Монсеньор Сюар и Жанна д'Арк
Перевод И. Ю. Истратовой
Январь 1941 г.
Когда эти строки увидят свет, Пьер Лаваль, министр в отставке, возможно, снова займет свое место в правительстве Виши и монсеньор архиепископ Парижский, соблаговоливший предложить в посредники свою высокую особу, сможет вернуть этому человеку, на которого Провидение указало уже во второй раз, уважение и даже преклонение верующих. В таком смехотворном повороте событий нет ничего неожиданного, но да будет мне позволено сказать: даже если французским католикам удастся принять покорно еще и этот удар, нанесенный их совести и чести, то они его не забудут, не простят!
Если бы эти страницы чудом попались на глаза монсеньору архиепископу Парижскому, он, вероятно, пожал бы плечами и посмеялся моей наивности. Но я не столь наивен, как он изволит полагать. Мне хорошо известно, что его преосвященство действует согласно полученным инструкциям и следует им совершенно так же, как дипломат, послушно следующий инструкциям своего правительства. Я не дерзнул бы спорить с архиепископом Парижским об этой новейшей концепции пассивного повиновения; у нее, должно быть, есть свои преимущества, если диктаторы положили ее в основу морального кодекса тоталитарных государств. Но я уверен, что князь церкви толкует ее по-иному, чем простые обыватели, которые видят в ней удобное оправдание непостоянства взглядов и, отдав кесарю кесарево, протягивают руку, чтобы получить вдесятеро больше. Если бы я был кесарем, то сказал бы этим неутомимым блюстителям евангельского завета: «Не давайте ничего, оставьте себе динарий с моим изображением, а я оставлю при себе предназначавшиеся вам милости и должности. В конечном счете это обойдется мне гораздо дешевле…»
Нет никакого сомнения в том, что, одобряя «новый порядок», французское епископство руководствуется куда более возвышенными, сверхъестественными мотивами. Однако, как бы ни были они сверхъестественны, такой союз может повлечь за собой совершенно естественные последствия, а именно поставить под угрозу наше спасение (в мирском толковании понятия).
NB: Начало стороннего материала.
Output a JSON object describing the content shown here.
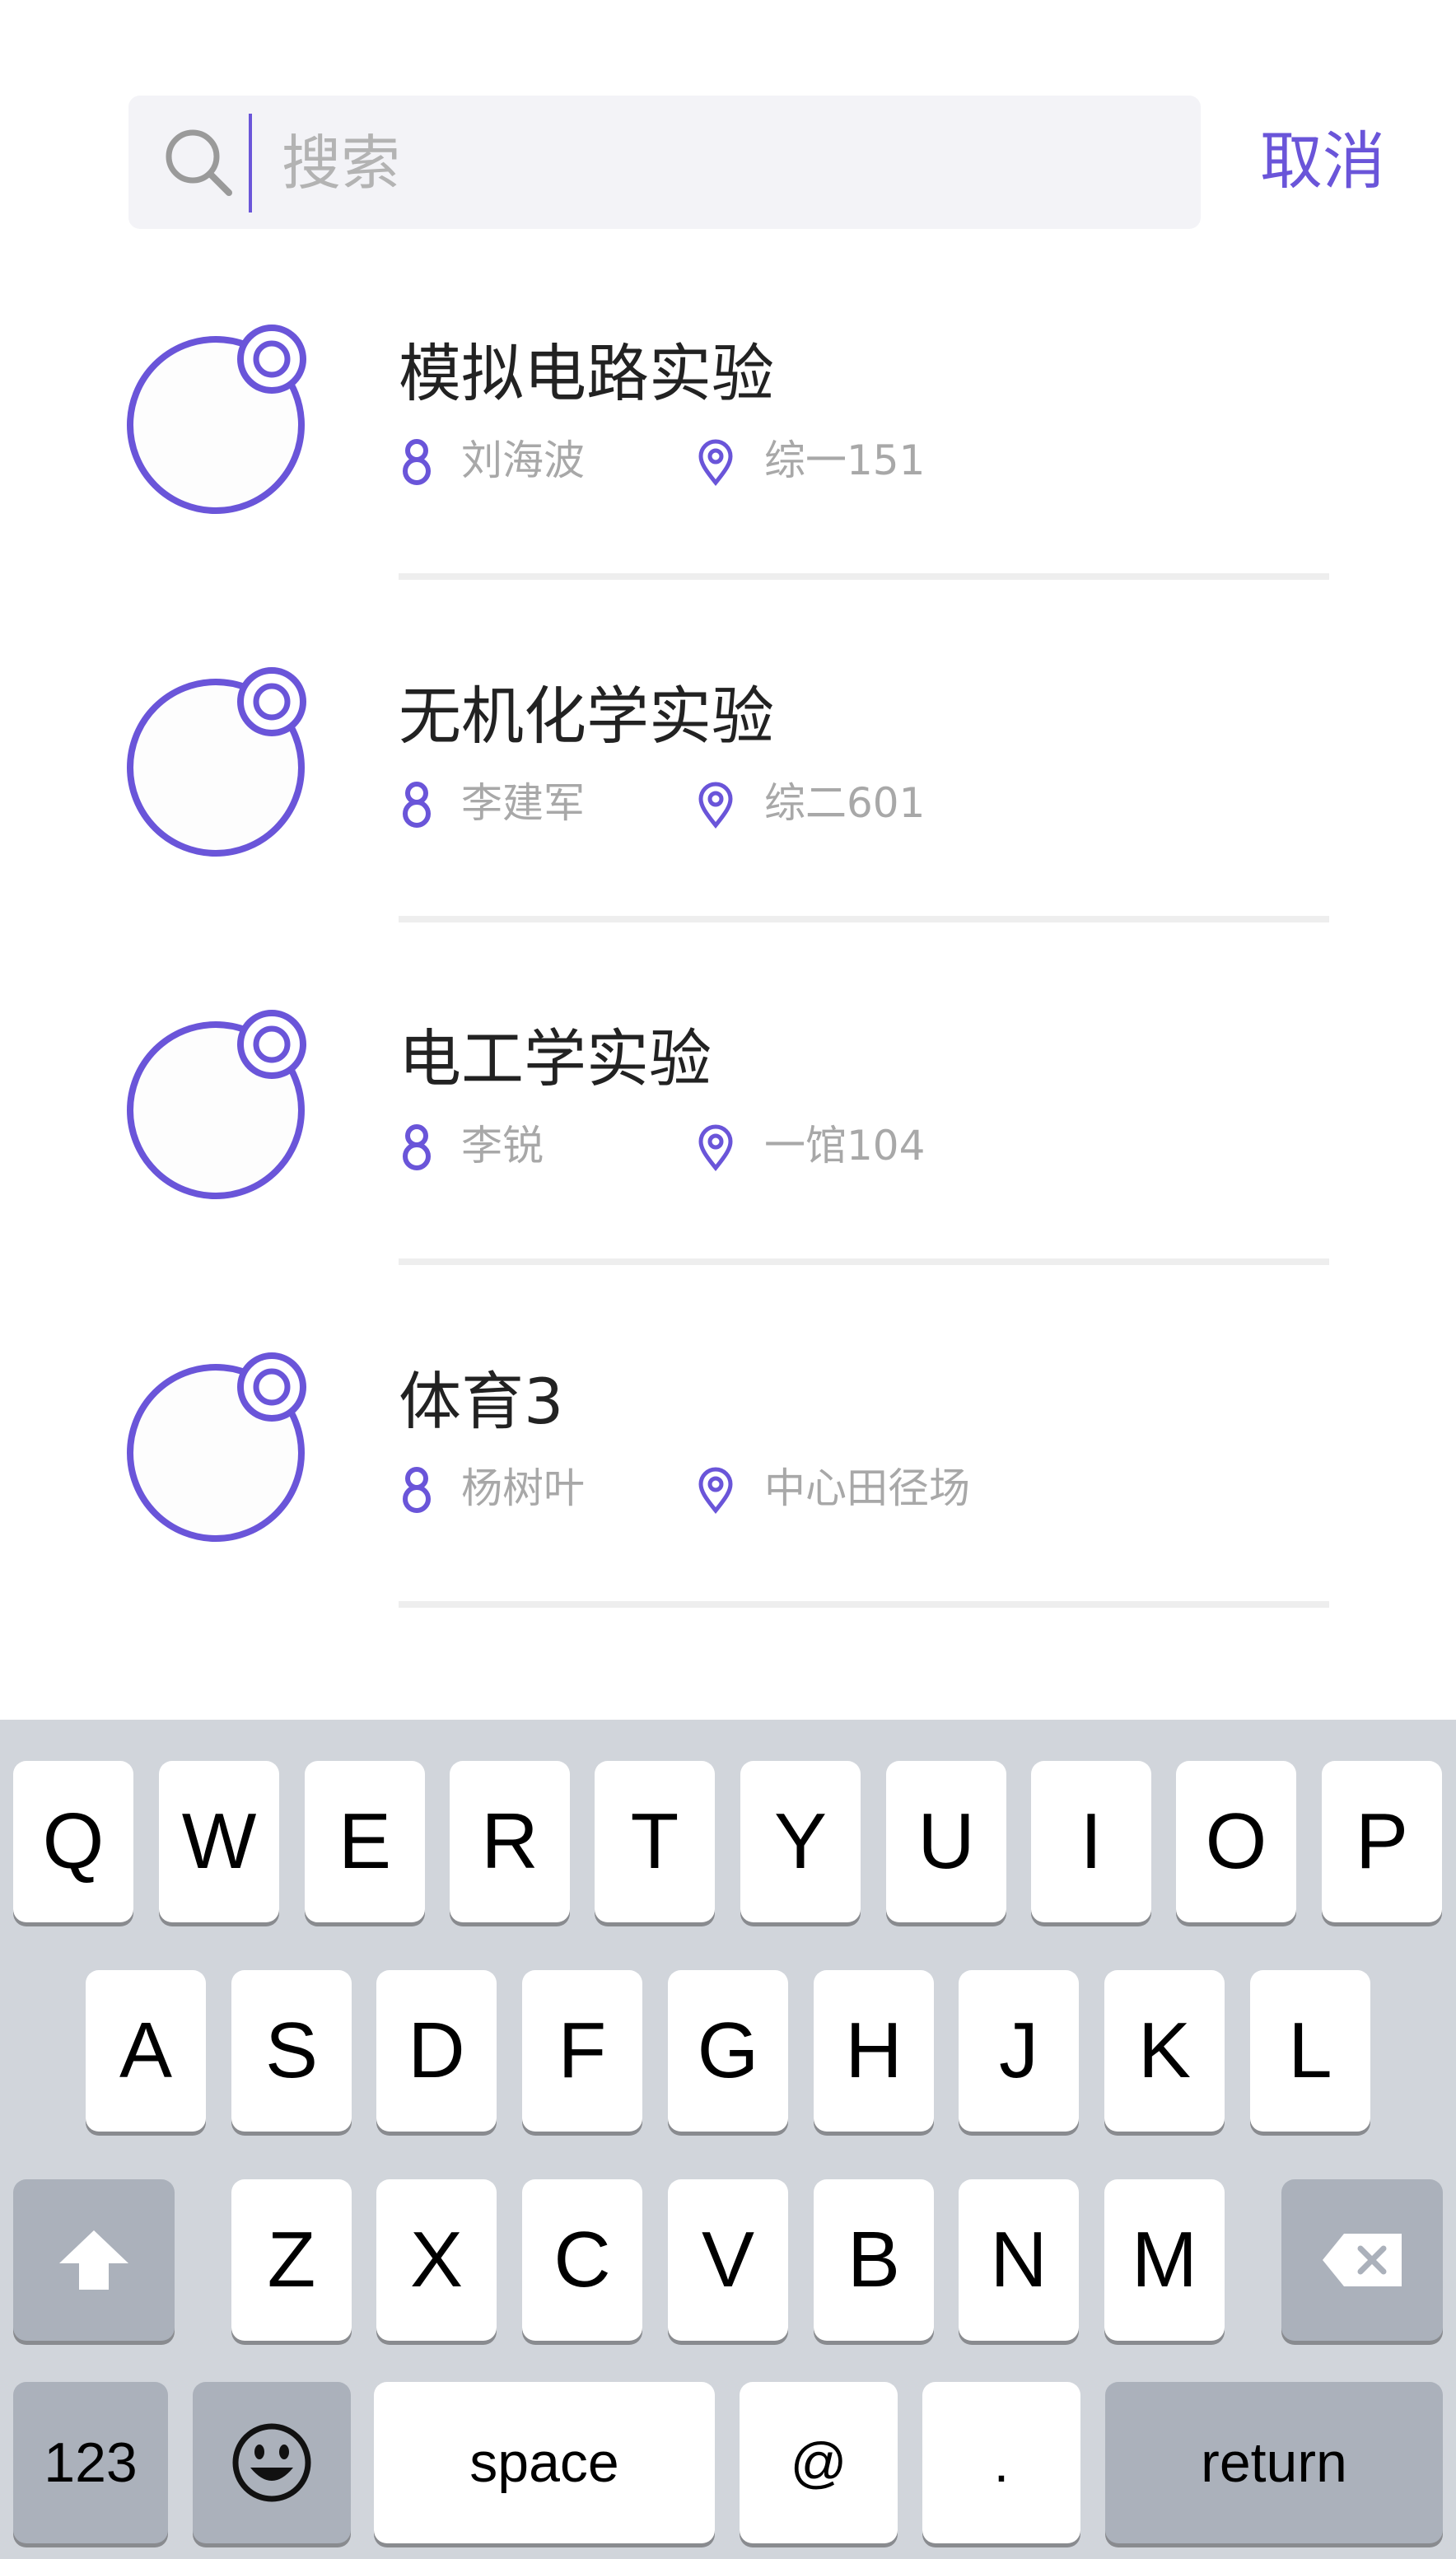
{
  "search": {
    "placeholder": "搜索",
    "value": "",
    "cancel_label": "取消"
  },
  "colors": {
    "accent": "#6a55d9",
    "search_bg": "#f3f3f7",
    "divider": "#eeeeee",
    "keyboard_bg": "#d1d5db",
    "key_dark": "#abb1bb"
  },
  "icons": {
    "search": "search-icon",
    "course": "flask-circle-icon",
    "teacher": "person-icon",
    "location": "location-pin-icon",
    "shift": "shift-arrow-icon",
    "delete": "backspace-icon",
    "emoji": "emoji-icon"
  },
  "courses": [
    {
      "name": "模拟电路实验",
      "teacher": "刘海波",
      "location": "综一151"
    },
    {
      "name": "无机化学实验",
      "teacher": "李建军",
      "location": "综二601"
    },
    {
      "name": "电工学实验",
      "teacher": "李锐",
      "location": "一馆104"
    },
    {
      "name": "体育3",
      "teacher": "杨树叶",
      "location": "中心田径场"
    }
  ],
  "keyboard": {
    "row1": [
      "Q",
      "W",
      "E",
      "R",
      "T",
      "Y",
      "U",
      "I",
      "O",
      "P"
    ],
    "row2": [
      "A",
      "S",
      "D",
      "F",
      "G",
      "H",
      "J",
      "K",
      "L"
    ],
    "row3": [
      "Z",
      "X",
      "C",
      "V",
      "B",
      "N",
      "M"
    ],
    "numbers_label": "123",
    "space_label": "space",
    "at_label": "@",
    "dot_label": ".",
    "return_label": "return"
  }
}
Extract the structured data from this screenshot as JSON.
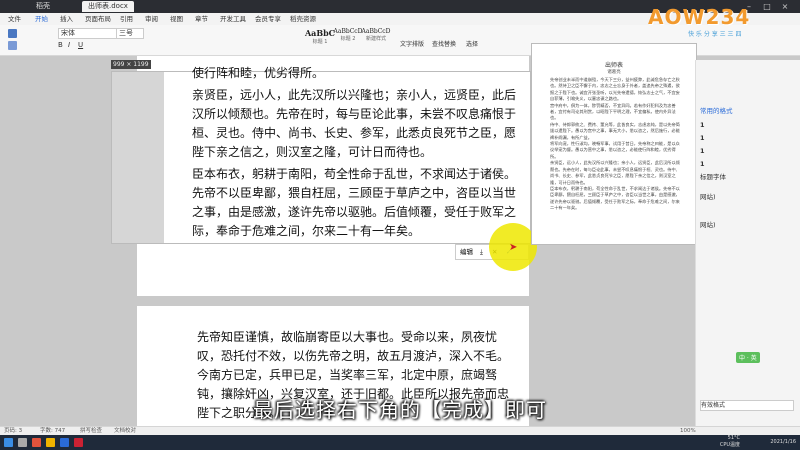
{
  "window": {
    "tabs": [
      "稻壳",
      "出师表.docx"
    ],
    "controls": [
      "minimize-icon",
      "maximize-icon",
      "close-icon"
    ]
  },
  "menu": {
    "items": [
      "文件",
      "开始",
      "插入",
      "页面布局",
      "引用",
      "审阅",
      "视图",
      "章节",
      "开发工具",
      "会员专享",
      "稻壳资源"
    ],
    "active_index": 1
  },
  "ribbon": {
    "font_name": "宋体",
    "font_size": "三号",
    "styles": [
      {
        "preview": "AaBbC",
        "name": "标题 1"
      },
      {
        "preview": "AaBbCcD",
        "name": "标题 2"
      },
      {
        "preview": "AaBbCcD",
        "name": "新建样式"
      }
    ],
    "right_tools": [
      "文字排版",
      "查找替换",
      "选择"
    ]
  },
  "capture": {
    "dimensions": "999 × 1199",
    "top_partial": "使行阵和睦，优劣得所。",
    "paragraphs": [
      "亲贤臣，远小人，此先汉所以兴隆也；亲小人，远贤臣，此后汉所以倾颓也。先帝在时，每与臣论此事，未尝不叹息痛恨于桓、灵也。侍中、尚书、长史、参军，此悉贞良死节之臣，愿陛下亲之信之，则汉室之隆，可计日而待也。",
      "臣本布衣，躬耕于南阳，苟全性命于乱世，不求闻达于诸侯。先帝不以臣卑鄙，猥自枉屈，三顾臣于草庐之中，咨臣以当世之事，由是感激，遂许先帝以驱驰。后值倾覆，受任于败军之际，奉命于危难之间，尔来二十有一年矣。"
    ],
    "toolbar": {
      "edit": "编辑",
      "save_icon": "download-icon",
      "cancel_icon": "close-icon",
      "done_icon": "check-icon"
    }
  },
  "preview": {
    "title": "出师表",
    "author": "诸葛亮",
    "lines": [
      "先帝创业未半而中道崩殂，今天下三分，益州疲弊，此诚危急存亡之秋也。然侍卫之臣不懈于内，忠志之士忘身于外者，盖追先帝之殊遇，欲报之于陛下也。诚宜开张圣听，以光先帝遗德，恢弘志士之气，不宜妄自菲薄，引喻失义，以塞忠谏之路也。",
      "宫中府中，俱为一体，陟罚臧否，不宜异同。若有作奸犯科及为忠善者，宜付有司论其刑赏，以昭陛下平明之理，不宜偏私，使内外异法也。",
      "侍中、侍郎郭攸之、费祎、董允等，此皆良实，志虑忠纯，是以先帝简拔以遗陛下。愚以为宫中之事，事无大小，悉以咨之，然后施行，必能裨补阙漏，有所广益。",
      "将军向宠，性行淑均，晓畅军事，试用于昔日，先帝称之曰能，是以众议举宠为督。愚以为营中之事，悉以咨之，必能使行阵和睦，优劣得所。",
      "亲贤臣，远小人，此先汉所以兴隆也；亲小人，远贤臣，此后汉所以倾颓也。先帝在时，每与臣论此事，未尝不叹息痛恨于桓、灵也。侍中、尚书、长史、参军，此悉贞良死节之臣，愿陛下亲之信之，则汉室之隆，可计日而待也。",
      "臣本布衣，躬耕于南阳，苟全性命于乱世，不求闻达于诸侯。先帝不以臣卑鄙，猥自枉屈，三顾臣于草庐之中，咨臣以当世之事，由是感激，遂许先帝以驱驰。后值倾覆，受任于败军之际，奉命于危难之间，尔来二十有一年矣。"
    ]
  },
  "sidebar": {
    "header": "",
    "items": [
      "常用的格式",
      "1",
      "1",
      "1",
      "1",
      "标题字体",
      "网站)",
      "网站)"
    ],
    "footer": "有效格式",
    "badge": "中 · 英"
  },
  "bottom_page": {
    "paragraphs": [
      "先帝知臣谨慎，故临崩寄臣以大事也。受命以来，夙夜忧叹，恐托付不效，以伤先帝之明，故五月渡泸，深入不毛。今南方已定，兵甲已足，当奖率三军，北定中原，庶竭驽钝，攘除奸凶，兴复汉室，还于旧都。此臣所以报先帝而忠陛下之职分也。"
    ]
  },
  "subtitle": "最后选择右下角的【完成】即可",
  "logo": {
    "text": "AOW234",
    "tagline": "快 乐 分 享 三 三 四"
  },
  "statusbar": {
    "page": "页码: 3",
    "words": "字数: 747",
    "spell": "拼写检查",
    "doc_check": "文档校对",
    "zoom": "100%"
  },
  "taskbar": {
    "temp": "51°C",
    "cpu": "CPU温度",
    "time": "2021/1/16"
  },
  "colors": {
    "accent": "#2a6bd8",
    "highlight": "#eee800",
    "subtitle": "#ffffff"
  }
}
Судьба Франции, должно быть, хоть сколько-нибудь дорога Всевышнему — ведь некогда он соизволил даровать нам сие спасение мощною дланью некоей святой, как раз против воли множества сеньоров и монсеньоров, ибо слишком часто, вернее, всегда забывают, что хотя сжег Жанну д'Арк на костре один клан — бургундцы, действовавшие заодно с англичанами, но другой, пусть и немногочисленный, признававший главой архиепископа Реймского, не уставал заглазно чернить Орлеанскую деву все время, пока та творила чудеса, а в конце концов совершил предательство и отрекся от нее. Если самому Господу Богу спасение моей родины здесь, в юдоли земной, было во время оно дороже престижа стольких приоров, сеньоров и монсеньоров, чьи обесчещенные имена мы произносим сегодня с отвращением, то я не посмею нанести оскорбления французскому епископству, поверив, что в таком важном деле оно могло проявить неосмотрительность. Мирская политика чревата мирской ответственностью. Мы от нее не уклоняемся, пусть не уклоняется и французское епископство. Мы нисколько не собираемся вмешиваться в решение этого щекотливого вопроса, оно останется на совести прелатов, но родина у нас только одна. Господь вверил нам ее судьбу, время не ждет — и мы не допустим, чтобы их решение, каким бы оно ни оказалось, погубило независимость нации.
Ибо политическая независимость моей родины — также и залог ее духовной свободы. Епископы и архиепископы в XV веке могли совершенно равнодушно относиться к тому, что они — разумеется, высокомерно — именовали «простой сменой династий», они даже могли желать слияния обоих королевств, Франции и Англии. Но они вовсе не предполагали, что два столетия спустя преемники Плантагенетов станут еретиками и что, овладей те Францией, она тоже, вероятно, была бы ввергнута в пучину ереси. В те времена схоласты из Сорбонны, как в наши дни их духовные наследники, мечтали принести честь нации в жертву церкви, хотя в действительности никакого противоречия тут не существовало, интересы Франции совпадали с интересами церкви, те и другие воплощала Жанна д'Арк. Именно о мою родину, возрожденную чудесами Жанны, и суждено было разбиться лютеранству, именно обращение Генриха IV и спасло католицизм в Европе.